Can Historical Consciousness Transform?

Instead of teaching their own positive convictions, which can help overcome a dehumanizing orthodoxy and so transform the life of the church, these schools seem to think that they will transform society and church by offering this or that course in urban studies, by relocating the setting of education to the places "where people live," and by increased field experiences. To go beyond these primarily technical approaches, the schools must do at least two things, which require new self-appraisals.

First, they must do whatever is necessary to consolidate the real "gains" represented by historical consciousness. It should be clear at this point that these gains are not "liberal theology" or "liberalism" but deep, underlying ways of reflecting on history, man and nature which include both methodologies (e.g., historical criticism, phenomenology) and content (e.g., man as a self-transcending being who resists all heteronomous authority).

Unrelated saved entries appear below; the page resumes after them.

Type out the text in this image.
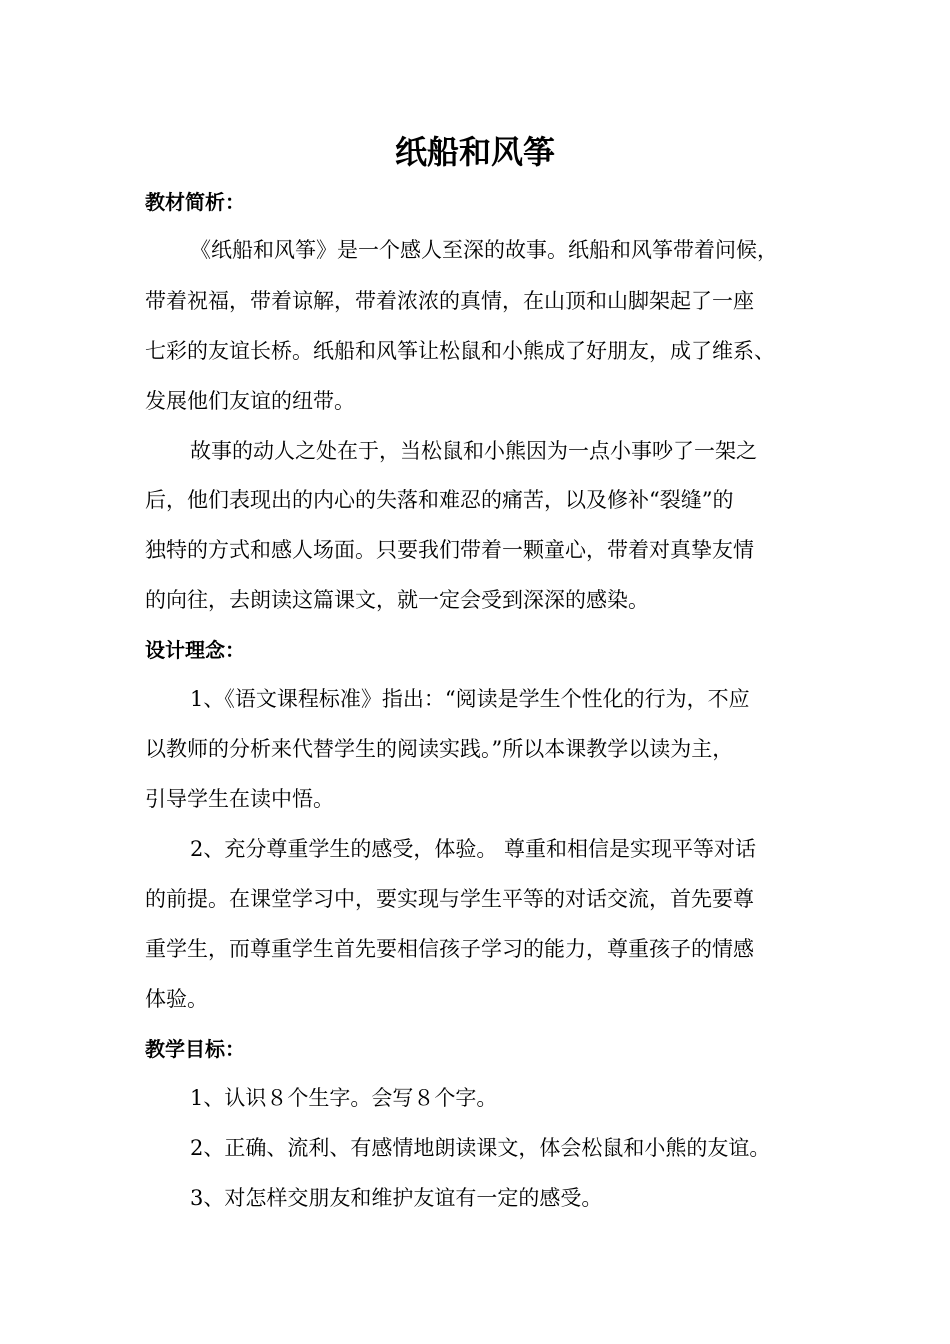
纸船和风筝
教材简析：
《纸船和风筝》是一个感人至深的故事。纸船和风筝带着问候，
带着祝福，带着谅解，带着浓浓的真情，在山顶和山脚架起了一座
七彩的友谊长桥。纸船和风筝让松鼠和小熊成了好朋友，成了维系、
发展他们友谊的纽带。
故事的动人之处在于，当松鼠和小熊因为一点小事吵了一架之
后，他们表现出的内心的失落和难忍的痛苦，以及修补“裂缝”的
独特的方式和感人场面。只要我们带着一颗童心，带着对真挚友情
的向往，去朗读这篇课文，就一定会受到深深的感染。
设计理念：
1、《语文课程标准》指出：“阅读是学生个性化的行为，不应
以教师的分析来代替学生的阅读实践。”所以本课教学以读为主，
引导学生在读中悟。
2、充分尊重学生的感受，体验。 尊重和相信是实现平等对话
的前提。在课堂学习中，要实现与学生平等的对话交流，首先要尊
重学生，而尊重学生首先要相信孩子学习的能力，尊重孩子的情感
体验。
教学目标：
1、认识８个生字。会写８个字。
2、正确、流利、有感情地朗读课文，体会松鼠和小熊的友谊。
3、对怎样交朋友和维护友谊有一定的感受。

Second, the seminaries need to address the pedagogical problem which arises once historical consciousness informs school self-consciousness. What would be involved in teaching seminary students -- assuming that the seminary’s goal is its graduates’ success in importing historical consciousness to Christian congregations? Nowadays a socially liberal student, outraged over the injustices of our society and the legitimating role the churches play in them, charges into a pastorate armed with an activist gospel. Soon he experiences resistance, frustration and career crisis. He has forgotten that his own social views were formed over many years, and were given religious and intellectual confirmation by what we are calling the historical approach to the Christian faith. The issue is partly a strategic one, a question of an agenda for a particular ministry. But more important is that the discrete region of Christian social action has foundations in a certain way of interpreting the Christian faith, a way which is native to theological schools and for the most part foreign to Protestant congregations.

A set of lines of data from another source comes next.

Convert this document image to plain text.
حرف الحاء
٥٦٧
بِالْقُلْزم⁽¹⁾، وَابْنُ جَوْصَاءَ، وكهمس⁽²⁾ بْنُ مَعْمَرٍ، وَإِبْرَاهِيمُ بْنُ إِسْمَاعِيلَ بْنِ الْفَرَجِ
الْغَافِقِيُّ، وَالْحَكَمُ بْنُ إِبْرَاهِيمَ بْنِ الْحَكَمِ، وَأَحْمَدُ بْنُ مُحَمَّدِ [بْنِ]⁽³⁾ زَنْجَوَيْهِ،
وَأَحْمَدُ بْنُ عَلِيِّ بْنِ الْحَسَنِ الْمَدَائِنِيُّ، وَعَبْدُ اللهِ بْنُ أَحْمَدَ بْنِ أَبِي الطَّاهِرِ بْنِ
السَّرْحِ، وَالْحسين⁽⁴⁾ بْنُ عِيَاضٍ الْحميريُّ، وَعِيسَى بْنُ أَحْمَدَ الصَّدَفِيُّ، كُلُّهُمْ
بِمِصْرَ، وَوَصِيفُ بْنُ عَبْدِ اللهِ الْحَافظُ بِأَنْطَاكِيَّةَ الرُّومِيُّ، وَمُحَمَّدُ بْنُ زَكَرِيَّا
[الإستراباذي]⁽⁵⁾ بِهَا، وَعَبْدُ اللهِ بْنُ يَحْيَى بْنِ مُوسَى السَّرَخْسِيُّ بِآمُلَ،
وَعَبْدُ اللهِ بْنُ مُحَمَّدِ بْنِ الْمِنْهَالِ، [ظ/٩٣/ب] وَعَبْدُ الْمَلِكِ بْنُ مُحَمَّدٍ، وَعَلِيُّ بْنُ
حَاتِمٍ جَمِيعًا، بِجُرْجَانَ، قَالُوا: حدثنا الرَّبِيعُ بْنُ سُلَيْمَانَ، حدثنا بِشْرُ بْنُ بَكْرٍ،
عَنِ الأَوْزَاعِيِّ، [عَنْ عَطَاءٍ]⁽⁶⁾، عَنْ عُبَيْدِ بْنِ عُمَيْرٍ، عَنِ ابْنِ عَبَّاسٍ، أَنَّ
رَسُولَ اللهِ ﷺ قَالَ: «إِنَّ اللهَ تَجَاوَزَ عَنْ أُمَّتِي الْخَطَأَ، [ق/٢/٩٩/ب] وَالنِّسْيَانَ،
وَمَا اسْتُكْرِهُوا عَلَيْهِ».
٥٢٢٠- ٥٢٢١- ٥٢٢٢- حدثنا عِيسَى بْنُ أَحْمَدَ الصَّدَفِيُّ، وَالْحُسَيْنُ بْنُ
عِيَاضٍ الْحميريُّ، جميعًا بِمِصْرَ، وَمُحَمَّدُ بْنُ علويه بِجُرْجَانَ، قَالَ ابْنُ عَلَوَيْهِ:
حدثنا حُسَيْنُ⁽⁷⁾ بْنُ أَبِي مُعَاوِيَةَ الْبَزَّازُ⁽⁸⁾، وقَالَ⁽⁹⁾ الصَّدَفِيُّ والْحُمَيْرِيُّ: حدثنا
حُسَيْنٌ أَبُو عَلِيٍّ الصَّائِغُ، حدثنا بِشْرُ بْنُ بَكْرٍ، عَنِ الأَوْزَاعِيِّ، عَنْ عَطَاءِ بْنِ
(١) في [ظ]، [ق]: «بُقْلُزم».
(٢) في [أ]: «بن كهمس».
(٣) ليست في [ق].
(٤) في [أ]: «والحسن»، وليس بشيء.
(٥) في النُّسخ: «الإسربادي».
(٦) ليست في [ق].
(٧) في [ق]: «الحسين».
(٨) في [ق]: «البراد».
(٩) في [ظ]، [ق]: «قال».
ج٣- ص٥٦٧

In a nutshell, theological schools can provide solid and effective professional education only if it is clear to the students that their school studies and experiences are pertinent to their future ministry. There is widespread doubt about this today. Stressing the relevance of a given course or discipline to the modern world, putting more emphasis on psychological and sociological studies, or locating students in field situations, while important, will not solve the problem. All three of these strategies presuppose what in fact is not there; namely, the conviction and confidence on the part of: the student about the way the Christian faith can and should work in the life of a congregation. To solve its central problem as a professional school, the seminary must find some way to unify what it has to say to the churches, must make this clear to the student without letting the message get lost among dispersed areas of study, and must devise effective pedagogies aimed finally at the life of the church.